Exégèse d'un lieu commun : "Dieu a autre chose à faire"

Essayons, une nouvelle fois, de tordre le cou au prétendu Bon Sens.
"Dieu a autre chose à faire" ; "on ne va pas déranger Dieu pour si peu"...

Ces expressions sont teintées d'un anthropomorphisme inquiétant. Mais on comprend l'attaque qu'elles constituent: comment ne pas sourire de ceux qui prient "pour une place de parking", ou pour tout autre avantage dérisoire? Alors on se dit: je ne vais pas prier pour si peu, "Dieu a autre chose à faire", avec tous ces pauvres et ces malheureux qu'il y a sur Terre.

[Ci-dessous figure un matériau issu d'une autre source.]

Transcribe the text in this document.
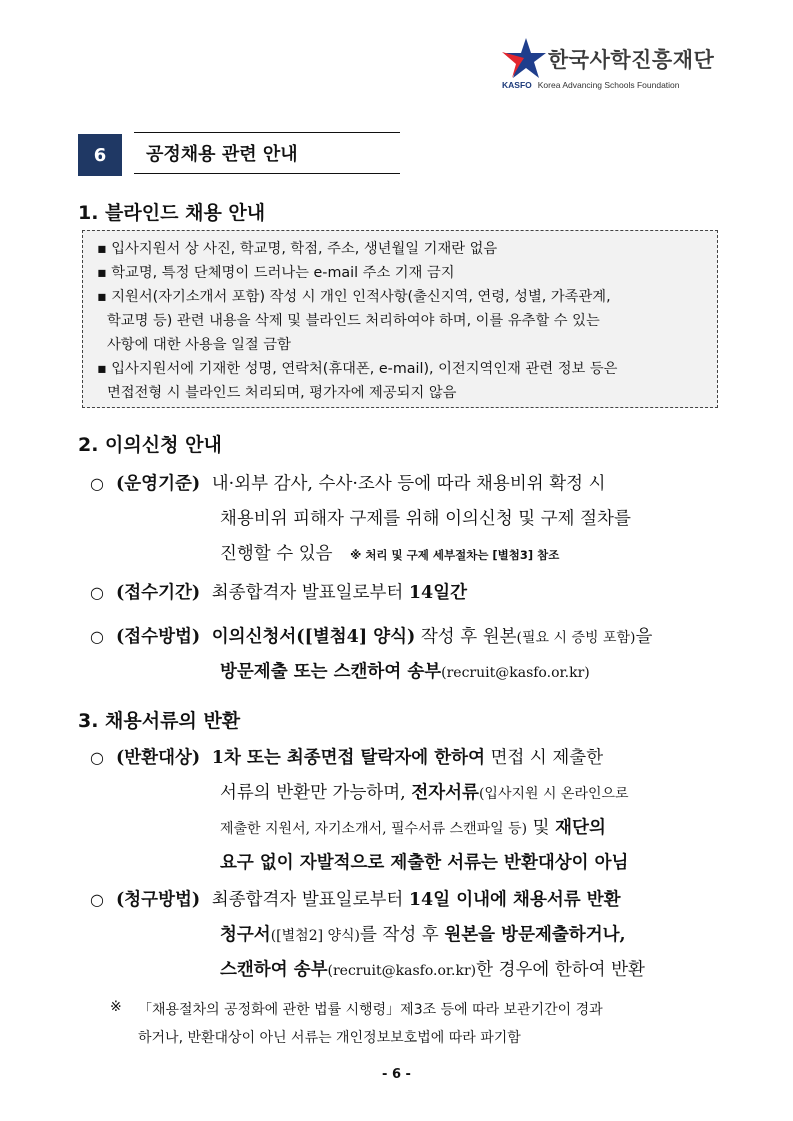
한국사학진흥재단
KASFO Korea Advancing Schools Foundation
6	공정채용 관련 안내
1. 블라인드 채용 안내
▪ 입사지원서 상 사진, 학교명, 학점, 주소, 생년월일 기재란 없음
▪ 학교명, 특정 단체명이 드러나는 e-mail 주소 기재 금지
▪ 지원서(자기소개서 포함) 작성 시 개인 인적사항(출신지역, 연령, 성별, 가족관계,
학교명 등) 관련 내용을 삭제 및 블라인드 처리하여야 하며, 이를 유추할 수 있는
사항에 대한 사용을 일절 금함
▪ 입사지원서에 기재한 성명, 연락처(휴대폰, e-mail), 이전지역인재 관련 정보 등은
면접전형 시 블라인드 처리되며, 평가자에 제공되지 않음
2. 이의신청 안내
○ (운영기준) 내·외부 감사, 수사·조사 등에 따라 채용비위 확정 시
채용비위 피해자 구제를 위해 이의신청 및 구제 절차를
진행할 수 있음 ※ 처리 및 구제 세부절차는 [별첨3] 참조
○ (접수기간) 최종합격자 발표일로부터 14일간
○ (접수방법) 이의신청서([별첨4] 양식) 작성 후 원본(필요 시 증빙 포함)을
방문제출 또는 스캔하여 송부(recruit@kasfo.or.kr)
3. 채용서류의 반환
○ (반환대상) 1차 또는 최종면접 탈락자에 한하여 면접 시 제출한
서류의 반환만 가능하며, 전자서류(입사지원 시 온라인으로
제출한 지원서, 자기소개서, 필수서류 스캔파일 등) 및 재단의
요구 없이 자발적으로 제출한 서류는 반환대상이 아님
○ (청구방법) 최종합격자 발표일로부터 14일 이내에 채용서류 반환
청구서([별첨2] 양식)를 작성 후 원본을 방문제출하거나,
스캔하여 송부(recruit@kasfo.or.kr)한 경우에 한하여 반환
※ 「채용절차의 공정화에 관한 법률 시행령」제3조 등에 따라 보관기간이 경과
하거나, 반환대상이 아닌 서류는 개인정보보호법에 따라 파기함
- 6 -
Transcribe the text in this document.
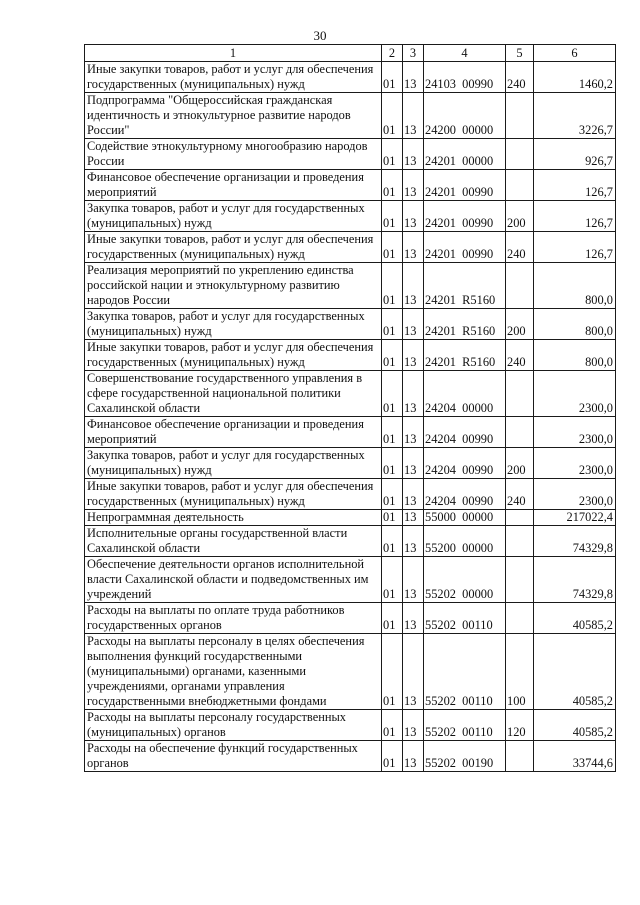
30
1	2	3	4	5	6
Иные закупки товаров, работ и услуг для обеспечения государственных (муниципальных) нужд	01	13	24103  00990	240	1460,2
Подпрограмма "Общероссийская гражданская идентичность и этнокультурное развитие народов России"	01	13	24200  00000		3226,7
Содействие этнокультурному многообразию народов России	01	13	24201  00000		926,7
Финансовое обеспечение организации и проведения мероприятий	01	13	24201  00990		126,7
Закупка товаров, работ и услуг для государственных (муниципальных) нужд	01	13	24201  00990	200	126,7
Иные закупки товаров, работ и услуг для обеспечения государственных (муниципальных) нужд	01	13	24201  00990	240	126,7
Реализация мероприятий по укреплению единства российской нации и этнокультурному развитию народов России	01	13	24201  R5160		800,0
Закупка товаров, работ и услуг для государственных (муниципальных) нужд	01	13	24201  R5160	200	800,0
Иные закупки товаров, работ и услуг для обеспечения государственных (муниципальных) нужд	01	13	24201  R5160	240	800,0
Совершенствование государственного управления в сфере государственной национальной политики Сахалинской области	01	13	24204  00000		2300,0
Финансовое обеспечение организации и проведения мероприятий	01	13	24204  00990		2300,0
Закупка товаров, работ и услуг для государственных (муниципальных) нужд	01	13	24204  00990	200	2300,0
Иные закупки товаров, работ и услуг для обеспечения государственных (муниципальных) нужд	01	13	24204  00990	240	2300,0
Непрограммная деятельность	01	13	55000  00000		217022,4
Исполнительные органы государственной власти Сахалинской области	01	13	55200  00000		74329,8
Обеспечение деятельности органов исполнительной власти Сахалинской области и подведомственных им учреждений	01	13	55202  00000		74329,8
Расходы на выплаты по оплате труда работников государственных органов	01	13	55202  00110		40585,2
Расходы на выплаты персоналу в целях обеспечения выполнения функций государственными (муниципальными) органами, казенными учреждениями, органами управления государственными внебюджетными фондами	01	13	55202  00110	100	40585,2
Расходы на выплаты персоналу государственных (муниципальных) органов	01	13	55202  00110	120	40585,2
Расходы на обеспечение функций государственных органов	01	13	55202  00190		33744,6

La place de Dieu dans nos vies

Dieu est omniscient: il sait très exactement tout ce que nous sommes, et nous connaît infiniment mieux que nous nous connaissons nous-mêmes. "Prier pour une place de parking" est un moyen d'accepter qu'il prenne la place qui lui revient dans nos vies, c'est-à-dire la première. Vivre avec Dieu, n'est-ce pas penser à lui continuellement? Et dans chacun de nos actes quotidiens, même les plus infimes, il a Sa place. Dire qu'il a "mieux à faire", c'est limiter l'omniscience, la toute-puissance et l'éternité de Dieu. Il peut très bien s'occuper de nous et de celui qui est frappé par un grand malheur! Je pense même que cette remarque de pseudo-bon sens ("il a mieux à faire que de s'occuper de moi") est un moyen de mettre Dieu de côté, de ne le faire intervenir dans nos vies seulement quand cela nous arrange. Et d'être des chrétiens du dimanche, en somme. Dieu est là dans nos joies - rendons grâces - Dieu est là dans nos peines - supplions-le ; mais il est là également dans nos actes les plus petits.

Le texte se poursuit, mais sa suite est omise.